Dahlia (J.J. Grandville)

Par Arbrealettres


Dahlia

Vous voyez en moi, une ex-bouquetière.
Lier des fleurs entre elles,
les vendre à des gens qui marchandaient toujours,
les faire porter à leur adresse,
voilà quelles étaient mes occupations.

Je sais que les hommes ont fait beaucoup de poésie
à propos des bouquetières.
J’ai lu des nouvelles, des romans
où elles jouent un rôle charmant.
Elles favorisent les amours sincères,
elles font échouer les fats,
elles sont au courant de toutes les intrigues.

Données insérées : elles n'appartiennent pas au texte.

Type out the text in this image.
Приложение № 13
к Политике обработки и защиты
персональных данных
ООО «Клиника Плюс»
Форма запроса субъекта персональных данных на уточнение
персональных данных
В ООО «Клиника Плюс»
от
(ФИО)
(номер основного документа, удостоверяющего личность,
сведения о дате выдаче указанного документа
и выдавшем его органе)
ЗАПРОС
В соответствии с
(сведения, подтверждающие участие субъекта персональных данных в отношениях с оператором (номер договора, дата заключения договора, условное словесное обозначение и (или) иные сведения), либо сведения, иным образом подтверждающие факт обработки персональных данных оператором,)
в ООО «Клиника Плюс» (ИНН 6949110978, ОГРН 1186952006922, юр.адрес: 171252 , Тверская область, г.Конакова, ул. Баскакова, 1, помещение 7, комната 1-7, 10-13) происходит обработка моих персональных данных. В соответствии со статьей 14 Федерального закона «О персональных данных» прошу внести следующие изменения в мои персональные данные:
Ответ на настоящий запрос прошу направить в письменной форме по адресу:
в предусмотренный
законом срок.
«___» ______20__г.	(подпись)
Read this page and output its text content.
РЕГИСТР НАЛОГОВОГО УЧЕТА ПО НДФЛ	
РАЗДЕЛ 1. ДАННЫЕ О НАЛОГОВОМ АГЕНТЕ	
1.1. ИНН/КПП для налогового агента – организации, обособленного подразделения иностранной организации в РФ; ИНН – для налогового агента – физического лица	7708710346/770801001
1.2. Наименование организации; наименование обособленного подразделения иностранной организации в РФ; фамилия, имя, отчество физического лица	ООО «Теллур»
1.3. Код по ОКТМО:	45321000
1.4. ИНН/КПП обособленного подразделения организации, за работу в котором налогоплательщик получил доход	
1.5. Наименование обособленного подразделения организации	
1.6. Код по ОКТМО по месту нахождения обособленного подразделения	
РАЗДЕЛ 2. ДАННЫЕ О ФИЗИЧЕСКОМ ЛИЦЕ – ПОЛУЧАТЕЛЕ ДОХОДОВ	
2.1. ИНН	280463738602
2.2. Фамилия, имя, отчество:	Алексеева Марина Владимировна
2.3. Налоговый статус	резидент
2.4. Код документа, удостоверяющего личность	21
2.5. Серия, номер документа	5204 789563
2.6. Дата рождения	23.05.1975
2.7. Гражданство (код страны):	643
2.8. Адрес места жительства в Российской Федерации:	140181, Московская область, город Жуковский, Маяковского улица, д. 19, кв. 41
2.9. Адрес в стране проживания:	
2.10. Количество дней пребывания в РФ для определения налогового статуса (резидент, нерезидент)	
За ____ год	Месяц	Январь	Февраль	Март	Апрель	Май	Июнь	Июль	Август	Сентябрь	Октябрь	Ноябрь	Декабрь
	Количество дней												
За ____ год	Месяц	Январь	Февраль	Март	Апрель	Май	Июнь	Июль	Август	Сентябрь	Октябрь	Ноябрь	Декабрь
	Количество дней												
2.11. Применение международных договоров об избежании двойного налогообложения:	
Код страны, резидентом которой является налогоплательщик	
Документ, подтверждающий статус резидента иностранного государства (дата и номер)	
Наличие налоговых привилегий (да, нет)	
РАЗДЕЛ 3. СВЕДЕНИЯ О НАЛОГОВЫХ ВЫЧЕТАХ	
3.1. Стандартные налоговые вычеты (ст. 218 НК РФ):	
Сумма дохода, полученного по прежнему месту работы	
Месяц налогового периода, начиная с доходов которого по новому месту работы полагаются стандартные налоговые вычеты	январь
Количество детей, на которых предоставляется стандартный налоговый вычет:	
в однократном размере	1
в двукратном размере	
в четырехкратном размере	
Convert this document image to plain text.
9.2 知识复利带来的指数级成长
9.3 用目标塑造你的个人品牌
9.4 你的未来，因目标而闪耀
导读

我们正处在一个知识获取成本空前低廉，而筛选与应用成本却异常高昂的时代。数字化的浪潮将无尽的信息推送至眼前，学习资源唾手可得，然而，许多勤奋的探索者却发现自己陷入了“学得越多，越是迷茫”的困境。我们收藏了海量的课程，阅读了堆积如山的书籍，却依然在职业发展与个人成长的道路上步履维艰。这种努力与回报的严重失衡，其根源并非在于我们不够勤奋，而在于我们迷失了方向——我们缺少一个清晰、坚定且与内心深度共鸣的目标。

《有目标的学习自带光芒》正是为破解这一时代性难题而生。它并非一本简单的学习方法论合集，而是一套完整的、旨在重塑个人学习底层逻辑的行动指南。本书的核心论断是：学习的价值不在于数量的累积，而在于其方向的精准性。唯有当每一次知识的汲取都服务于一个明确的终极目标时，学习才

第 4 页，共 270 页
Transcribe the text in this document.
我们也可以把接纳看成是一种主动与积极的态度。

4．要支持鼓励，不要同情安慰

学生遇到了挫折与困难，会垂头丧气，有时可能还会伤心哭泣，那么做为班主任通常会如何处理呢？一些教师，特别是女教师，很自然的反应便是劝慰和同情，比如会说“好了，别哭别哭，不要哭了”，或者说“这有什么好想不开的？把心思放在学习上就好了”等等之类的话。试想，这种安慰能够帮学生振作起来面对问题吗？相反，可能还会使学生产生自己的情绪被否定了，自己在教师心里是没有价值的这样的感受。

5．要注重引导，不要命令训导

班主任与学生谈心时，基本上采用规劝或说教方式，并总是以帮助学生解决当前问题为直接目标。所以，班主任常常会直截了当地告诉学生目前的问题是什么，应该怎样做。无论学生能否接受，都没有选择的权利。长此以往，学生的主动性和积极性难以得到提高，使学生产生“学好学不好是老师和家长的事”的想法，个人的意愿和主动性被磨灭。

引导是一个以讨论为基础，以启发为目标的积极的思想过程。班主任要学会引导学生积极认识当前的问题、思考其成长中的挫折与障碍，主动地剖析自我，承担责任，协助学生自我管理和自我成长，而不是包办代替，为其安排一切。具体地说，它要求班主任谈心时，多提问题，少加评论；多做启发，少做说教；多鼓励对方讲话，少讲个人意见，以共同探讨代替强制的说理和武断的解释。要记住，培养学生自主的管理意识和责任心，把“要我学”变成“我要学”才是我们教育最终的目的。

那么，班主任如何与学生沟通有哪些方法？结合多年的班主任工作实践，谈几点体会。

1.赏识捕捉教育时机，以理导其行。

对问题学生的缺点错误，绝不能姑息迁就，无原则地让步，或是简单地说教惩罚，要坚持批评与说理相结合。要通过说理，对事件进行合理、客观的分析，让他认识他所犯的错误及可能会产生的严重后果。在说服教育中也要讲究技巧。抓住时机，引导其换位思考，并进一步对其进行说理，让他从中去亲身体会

Hélas! que ces fictions sont loin de la réalité!
Je ne connais pas d’industrie plus triste,
plus remplie de désillusions,
pour me servir d’un mot maintenant fort à la mode sur la terre.
Lasse de voir les femmes recevoir des bouquets de toutes les mains,
et les hommes les plus amoureux descendre des hauteurs de la passion
pour rogner ma note de quelques centimes;
fatiguée d’être poursuivie par de vieux célibataires,
qui m’appelaient prêtresse de Flore
en essayant de me prendre la taille,
j’ai pris le parti de fuir les hommes
et de revenir à mon ancienne condition de simple fleur.